More likely that Israel will attack the regime and the Iranian Army
Avner Cohen, professor of terrorism and nonproliferation studies at the Middlebury Institute of International Studies in Monterey, United States, does not believe an Israeli attack on Iran is imminent. Although attacks on Iran’s oil facilities “can be ruled out,” Cohen believes Israel is more likely to attack military and regime facilities, including those belonging to the country’s elite Revolutionary Guard.

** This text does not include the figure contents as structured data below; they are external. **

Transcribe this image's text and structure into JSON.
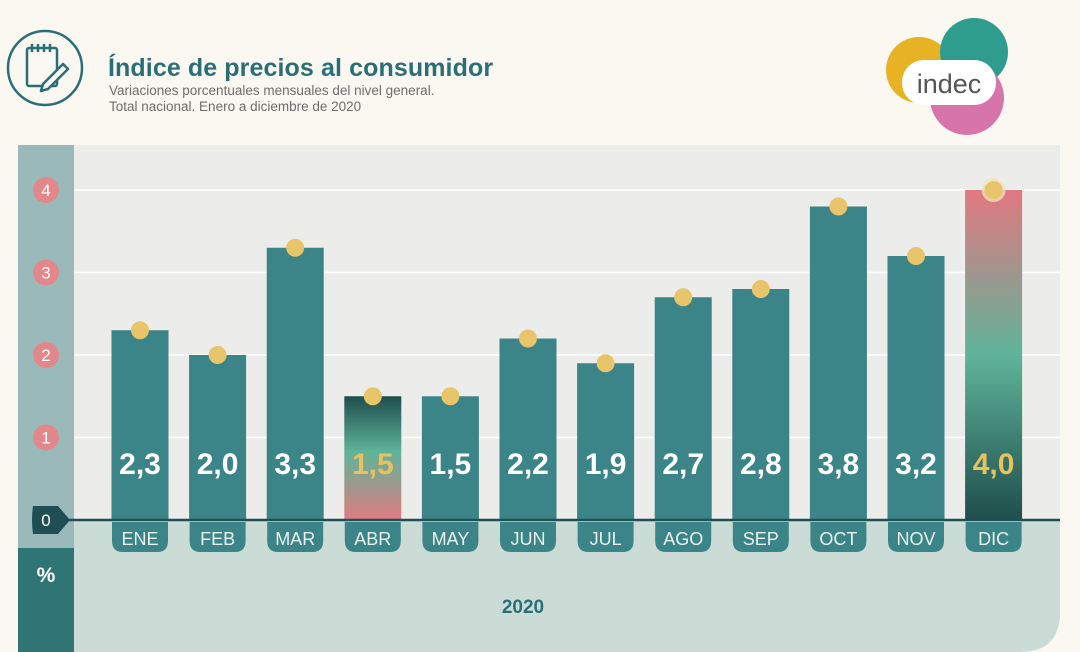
{
  "header": {
    "title": "Índice de precios al consumidor",
    "subtitle_line1": "Variaciones porcentuales mensuales del nivel general.",
    "subtitle_line2": "Total nacional. Enero a diciembre de 2020",
    "logo_text": "indec"
  },
  "chart_data": {
    "type": "bar",
    "title": "Índice de precios al consumidor",
    "subtitle": "Variaciones porcentuales mensuales del nivel general. Total nacional. Enero a diciembre de 2020",
    "categories": [
      "ENE",
      "FEB",
      "MAR",
      "ABR",
      "MAY",
      "JUN",
      "JUL",
      "AGO",
      "SEP",
      "OCT",
      "NOV",
      "DIC"
    ],
    "values": [
      2.3,
      2.0,
      3.3,
      1.5,
      1.5,
      2.2,
      1.9,
      2.7,
      2.8,
      3.8,
      3.2,
      4.0
    ],
    "data_labels": [
      "2,3",
      "2,0",
      "3,3",
      "1,5",
      "1,5",
      "2,2",
      "1,9",
      "2,7",
      "2,8",
      "3,8",
      "3,2",
      "4,0"
    ],
    "highlighted": [
      "ABR",
      "DIC"
    ],
    "yticks": [
      0,
      1,
      2,
      3,
      4
    ],
    "ylim": [
      0,
      4.5
    ],
    "ylabel": "%",
    "xlabel": "2020",
    "grid": true
  },
  "colors": {
    "bar": "#3b8487",
    "marker": "#e8c56b",
    "highlight_label": "#e9c25e",
    "tick_circle": "#e3888a",
    "axis_band": "#9ab9bb",
    "plot_bg": "#ecedea",
    "bottom_panel": "#cbdcd6",
    "title": "#2a6e78"
  }
}
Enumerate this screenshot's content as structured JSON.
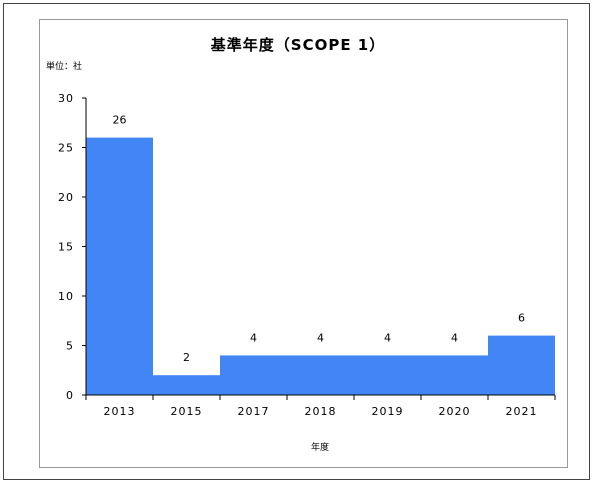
{
  "chart_data": {
    "type": "bar",
    "title": "基準年度（SCOPE 1）",
    "unit_label": "単位：社",
    "xlabel": "年度",
    "ylabel": "",
    "categories": [
      "2013",
      "2015",
      "2017",
      "2018",
      "2019",
      "2020",
      "2021"
    ],
    "values": [
      26,
      2,
      4,
      4,
      4,
      4,
      6
    ],
    "ylim": [
      0,
      30
    ],
    "yticks": [
      0,
      5,
      10,
      15,
      20,
      25,
      30
    ],
    "bar_color": "#4285f4",
    "gap_between_bars": false,
    "data_labels": true,
    "grid": false,
    "legend": "none"
  }
}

“If Israel were to attack important economic interests, such as oil facilities and oil refineries, the damage to the global economy would be felt,” he told DW, adding that he hopes Netanyahu “is smart enough not to take that step.”
Any prolonged rise in energy prices could disrupt central banks’ efforts to control inflation, which has been rising for decades, especially in the West. That could lead to the return of higher interest rates, which would weaken the global economy, hurting consumer spending and business investment.
With less than a month to go until the US presidential election, and with Washington increasing pressure on Netanyahu, Cohen believes Israel’s response is likely to be more symbolic so as not to force Tehran into further escalation, which could involve Arab neighbors. and to the United States.
“Neither of the two countries [Irán e Israel] wants to create a complete cycle of violence that leads to a war of attrition. “It would be bad for both countries, it could force the United States to intervene and it would bring even more chaos to the Middle East,” he analyzes.
At the same time, he says, “there is no communication between both parties, there is no clarity about what the red line could be and there are very few interlocutors who can influence both parties. So the margin of error is very high.”